Lá vinha eu dirigindo, o rádio ligado. Foi quando a voz da apresentadora – naquela locução galopante, aguda, que simula estar à beira de um ataque de riso – anunciou entrevista com uma pedagoga a respeito, disse ela, “do problema central do século XXI”.
Fiquei atento – como se dizia antigamente: apurei os ouvidos. Não é a toda hora que se dispõe de revelação tão grandiosa. Foi quando a locutora revelou qual era o problema:
– O foco.
Isso mesmo, o foco, vejam só. O foco. Minha atenção, digamos, brochou.
E lá veio uma enxurrada de conselhos supostamente sapientíssimos – dirigidos aos que as duas chamavam de “jovens” – sobre a necessidade absoluta de se ter um foco, manter um foco, perseguir um foco. Tudo é o foco e deve estar em foco. Estude com foco. Encare seu emprego com foco. Ponha o foco no dinheiro, no sucesso, no prestígio, na fama. Mantenha seus relacionamentos em foco. E por aí foram as duas, sempre robustamente otimistas, ensinando ao mundo como o mundo deveria ser.
Pois eu, que não sou dado a focos, repassei rapidamente algumas memórias em minha pobre cabeça.
Aristóteles, por exemplo, escreveu, além de livros de lógica e metafísica, obras a respeito do andar dos animais – ou seja, se interessava por tudo e mais um pouco. Seu foco era dinâmico, no mínimo. O mesmo se diga de todos os grandes filósofos e pesquisadores. Eis um exemplo sem foco: Alexander Fleming descobriu a penicilina por acidente. Estava fora de foco. Na história da ciência são inúmeros os exemplos.
Michelangelo e Leonardo da Vinci eram tipos sem foco algum. Pintores, escultores, cientistas, preocupados com questões políticas e religiosas – entre elas, levar pitos e dar carões em alguns Papas – além de serem desafetos e trocarem desaforos no meio da rua, faltando pouco para trocarem tabefes.
Einstein não raro esquecia no meio do caminho se estava indo dar aula ou para casa almoçar. Não se interessava apenas pela física, mas por filosofia, por questões políticas, pela questão racial – ao contrário do que alguns insistem em repetir – além de fazer observações refinadas sobre arte, a natureza da inteligência e da religião.

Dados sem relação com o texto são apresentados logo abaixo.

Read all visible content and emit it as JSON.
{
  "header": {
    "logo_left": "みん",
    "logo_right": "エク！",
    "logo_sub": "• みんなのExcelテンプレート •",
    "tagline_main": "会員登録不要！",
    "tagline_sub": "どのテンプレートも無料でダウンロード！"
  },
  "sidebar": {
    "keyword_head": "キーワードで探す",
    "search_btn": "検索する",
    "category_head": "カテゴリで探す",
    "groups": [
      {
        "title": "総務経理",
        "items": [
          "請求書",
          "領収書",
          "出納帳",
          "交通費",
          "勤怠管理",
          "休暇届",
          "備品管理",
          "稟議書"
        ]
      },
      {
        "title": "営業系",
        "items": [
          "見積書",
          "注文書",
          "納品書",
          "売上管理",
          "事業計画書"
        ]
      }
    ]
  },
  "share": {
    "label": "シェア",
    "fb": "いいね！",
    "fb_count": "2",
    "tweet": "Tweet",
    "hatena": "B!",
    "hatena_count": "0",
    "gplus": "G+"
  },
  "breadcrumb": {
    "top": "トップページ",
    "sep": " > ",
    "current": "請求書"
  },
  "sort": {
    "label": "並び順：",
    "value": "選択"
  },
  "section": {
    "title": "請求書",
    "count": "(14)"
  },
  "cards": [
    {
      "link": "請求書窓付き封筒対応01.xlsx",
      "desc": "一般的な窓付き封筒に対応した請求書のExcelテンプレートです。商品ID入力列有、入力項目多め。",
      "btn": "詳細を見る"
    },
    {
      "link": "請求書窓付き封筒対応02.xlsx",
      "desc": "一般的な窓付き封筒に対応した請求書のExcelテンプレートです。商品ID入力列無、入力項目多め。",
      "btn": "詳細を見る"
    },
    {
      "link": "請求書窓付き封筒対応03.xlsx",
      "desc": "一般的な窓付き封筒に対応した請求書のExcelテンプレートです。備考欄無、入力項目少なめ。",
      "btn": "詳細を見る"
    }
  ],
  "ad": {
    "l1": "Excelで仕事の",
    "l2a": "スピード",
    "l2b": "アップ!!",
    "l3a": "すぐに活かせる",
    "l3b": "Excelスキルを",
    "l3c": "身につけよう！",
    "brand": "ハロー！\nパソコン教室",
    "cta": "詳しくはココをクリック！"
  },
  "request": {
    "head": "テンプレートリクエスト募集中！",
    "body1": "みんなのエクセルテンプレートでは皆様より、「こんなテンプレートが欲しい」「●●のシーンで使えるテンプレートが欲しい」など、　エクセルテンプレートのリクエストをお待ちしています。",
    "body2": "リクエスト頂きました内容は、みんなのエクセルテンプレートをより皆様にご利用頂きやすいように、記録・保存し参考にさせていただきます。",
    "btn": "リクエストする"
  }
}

Picasso, um gênio do século XX, era o sujeito mais dispersivo do mundo. Trabalhou feito um forçado e produziu milhares de obras – até hoje não catalogadas por inteiro. Pulava no mesmo dia de quadros a óleo, a desenhos, a gravuras, a ilustrações, a esculturas e brincadeiras com pedaços de pano, de papel, de jornais ou de ferro velho encontrado no lixo. E também escreveu peças de teatro, poemas, além de se ocupar com questões políticas e sociais – indo às touradas sempre que possível, pois nelas via a expressão de algo que revelava as mais profundas forças que agem sobre o ser humano.
Admito que minha cabeça seja um tanto caótica, mas foi o que reuni no momento, enquanto as duas continuavam a doutrinar os “jovens” a respeito do tal foco.
Pois eu acho o contrário.
Essa história de foco é tão somente uma noção derivada do mundo corporativo. É uma forma de disciplinar indivíduos para que se tornem funcionários obedientes, executivos eficientes, desses que passam por cima tudo para obter algum resultado (o foco) que possa ser expresso em dinheiro e lucro (o foco último). Tudo pela obtenção do sucesso (foco do ego), da grana (foco do bolso) e da carreira (foco do currículo). Ou seja, isso de foco é apenas uma armadilha doutrinária à qual se submete os “jovens” e os seres humanos em geral, moços ou velhos, para que sejam “úteis”, “produtivos”, “eficientes”, “objetivos”, mesmo que tenham que passar por cima de si mesmo e dos outros.
A imagem mais adequada para o tal “foco” são as viseiras colocadas nos cavalos: um estreitamento de visão.